Title VIII of the Civil Rights Act of 1968 is more commonly known as the Fair Housing Act. It prohibits discrimination based on race, religion, national origin, and gender when it comes to the sale, rental or financing of housing. In 1988, it was amended to protect people with disabilities and families with children. But, the Fair Housing Act still allows for discrimination in cases of sexual orientation and gender identity.
It’s why more than twenty states have adopted their own Fair Housing laws that include additional protected categories. Many include provisions that prohibit discrimination based on sexual orientation, source of income, and veteran status; however, North Carolina’s does not. But, the Federal Department of Housing and Urban Development, or HUD, has mandated equal public housing to all individuals, regardless of sexual orientation or marriage status. As Jack Holtzman, an attorney with the Fair Housing Project, explains, this means that technically, North Carolina’s LGTBQ tenants are protected only if they happen to be seeking subsidized housing.

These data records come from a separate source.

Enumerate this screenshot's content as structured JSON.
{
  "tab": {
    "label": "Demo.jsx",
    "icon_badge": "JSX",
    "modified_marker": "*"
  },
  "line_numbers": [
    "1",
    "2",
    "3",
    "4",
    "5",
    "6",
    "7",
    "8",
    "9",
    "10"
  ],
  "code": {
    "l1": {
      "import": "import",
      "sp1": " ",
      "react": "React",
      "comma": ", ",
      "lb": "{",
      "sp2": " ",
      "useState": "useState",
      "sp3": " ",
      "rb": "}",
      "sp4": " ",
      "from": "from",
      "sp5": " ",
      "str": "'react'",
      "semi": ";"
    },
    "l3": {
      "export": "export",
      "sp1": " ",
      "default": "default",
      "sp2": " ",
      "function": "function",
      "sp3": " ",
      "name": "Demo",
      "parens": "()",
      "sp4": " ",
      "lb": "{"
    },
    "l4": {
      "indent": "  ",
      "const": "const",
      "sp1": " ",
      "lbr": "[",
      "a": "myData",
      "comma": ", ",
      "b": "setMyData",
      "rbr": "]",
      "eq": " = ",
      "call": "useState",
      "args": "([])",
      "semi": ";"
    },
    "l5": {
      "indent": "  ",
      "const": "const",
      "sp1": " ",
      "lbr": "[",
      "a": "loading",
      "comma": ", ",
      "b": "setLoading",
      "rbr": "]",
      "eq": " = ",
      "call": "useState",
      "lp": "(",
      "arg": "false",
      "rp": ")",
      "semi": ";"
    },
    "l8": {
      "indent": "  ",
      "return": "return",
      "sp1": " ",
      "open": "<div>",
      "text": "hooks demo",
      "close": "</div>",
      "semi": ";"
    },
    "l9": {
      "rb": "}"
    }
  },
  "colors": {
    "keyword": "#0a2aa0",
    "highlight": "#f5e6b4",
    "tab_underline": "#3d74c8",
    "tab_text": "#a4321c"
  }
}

"Well, unfortunately, in North Carolina, under our state Fair Housing Act, and under the Federal Fair Housing Act, discrimination strictly upon sexual orientation—assuming that there is no other basis for the landlord’s activities—that by itself would not violate the Fair housing Act."
Because the Federal Fair Housing Act does protect against gender discrimination, Holtzman says landlords cannot legally discriminate based on a tenants’ perceived level of masculinity or femininity. He says this is why housing discrimination incidents need to be examined on a case-by-case basis.